The table below compares the performance of our algorithms in terms of the Mean Absolute Error, Correct Classification Rate (CCR) and its variant that we call CCR_1,which for CIR value of K considers K-1, K and K+1 as correct classifications. For mathematical definitions please see [Tezcan, Konrad, Muroff]. Although CCR is a critical performance measure for classification tasks, it is less so for CIR assessment as there can be ±1 ambiguity, even in the ground truth. Therefore, CCR₁ and MAE need to be considered as well. Clearly, the three CNNs, each with a different value of λ, outperform HOG + SVM in all three metrics. The best CCR₁ we obtained is 82%, and the lowest MAE value is 0.88. In other words, an image representing room clutter is classified in terms of CIR within 1 of the correct value in 8 out of 10 tries. This is in stark contrast to 60% CCR₁ and 1.58 MAE for the baseline HOG + SVM algorithm.
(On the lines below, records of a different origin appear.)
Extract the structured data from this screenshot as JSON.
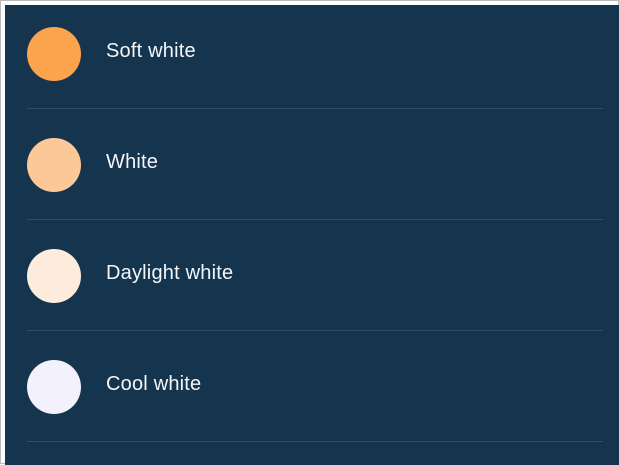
{
  "options": [
    {
      "label": "Soft white",
      "color": "#FBA34D"
    },
    {
      "label": "White",
      "color": "#FCC898"
    },
    {
      "label": "Daylight white",
      "color": "#FDEBDC"
    },
    {
      "label": "Cool white",
      "color": "#F3F1FB"
    }
  ],
  "colors": {
    "background": "#15354F",
    "divider": "#2F4D66",
    "text": "#F4F6F8"
  }
}
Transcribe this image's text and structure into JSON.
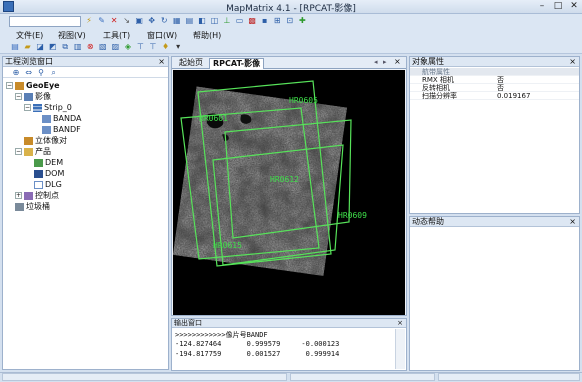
{
  "window": {
    "title": "MapMatrix 4.1 - [RPCAT-影像]",
    "minimize": "–",
    "maximize": "□",
    "close": "✕"
  },
  "menu": [
    "文件(E)",
    "视图(V)",
    "工具(T)",
    "窗口(W)",
    "帮助(H)"
  ],
  "left_panel": {
    "title": "工程浏览窗口",
    "close": "×",
    "tree": [
      {
        "label": "GeoEye",
        "bold": true
      },
      {
        "label": "影像"
      },
      {
        "label": "Strip_0"
      },
      {
        "label": "BANDA"
      },
      {
        "label": "BANDF"
      },
      {
        "label": "立体像对"
      },
      {
        "label": "产品"
      },
      {
        "label": "DEM"
      },
      {
        "label": "DOM"
      },
      {
        "label": "DLG"
      },
      {
        "label": "控制点"
      },
      {
        "label": "垃圾桶"
      }
    ]
  },
  "doc": {
    "tabs": [
      {
        "label": "起始页",
        "active": false
      },
      {
        "label": "RPCAT-影像",
        "active": true
      }
    ],
    "nav_prev": "◂",
    "nav_next": "▸",
    "close": "×",
    "image_labels": [
      "HR0601",
      "HR0605",
      "HR0612",
      "HR0609",
      "HR0615"
    ]
  },
  "output": {
    "title": "输出窗口",
    "close": "×",
    "lines": [
      ">>>>>>>>>>>>像片号BANDF",
      "-124.827464      0.999579     -0.000123",
      "-194.817759      0.001527      0.999914"
    ]
  },
  "properties": {
    "title": "对象属性",
    "close": "×",
    "group": "航带属性",
    "rows": [
      {
        "key": "RMX 相机",
        "value": "否"
      },
      {
        "key": "反转相机",
        "value": "否"
      },
      {
        "key": "扫描分辨率",
        "value": "0.019167"
      }
    ]
  },
  "help": {
    "title": "动态帮助",
    "close": "×"
  },
  "colors": {
    "overlay": "#57e35a",
    "label": "#3fe04a"
  }
}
Automatic CIR estimation can be a valuable tool in HD treatment. It removes the need for human-based scoring (cost, bias, repeatability issues), thus simplifying assessment and monitoring of treatment progress while facilitating real-time feedback. Methods proposed here are a promising step in this
direction but in order to further advance their accuracy alternative architectures need to be considered and, certainly, more data need to be collected.

Publications:

Z. Liu, “Clutter detection in indoor scenes using Structure 3-D sensor,” Tech. Rep. 2015-04, Boston University, Dept. of Electr. and Comp. Eng., May 2015.
A. Tooke, J. Konrad, and J. Muroff, “Towards automatic assessment of compulsive hoarding from images,” in Proc. IEEE Int. Conf. Image Processing, Sept. 2016.
J. Muroff, J. Konrad, M. Tezcan, and L. Heller, Enhancing hoarding disorder assessment through automated rating of room clutter. 51st Annual Convention of the Association for Behavioral and Cognitive Therapies, San Diego, CA, Nov. 2017.
M. Tezcan, J. Konrad, and J. Muroff, “Automatic assessment of hoarding clutter from images using convolutional neural networks,” in Proc. IEEE Southwest Symposium on Image Analysis and Interpretation, Apr. 2018.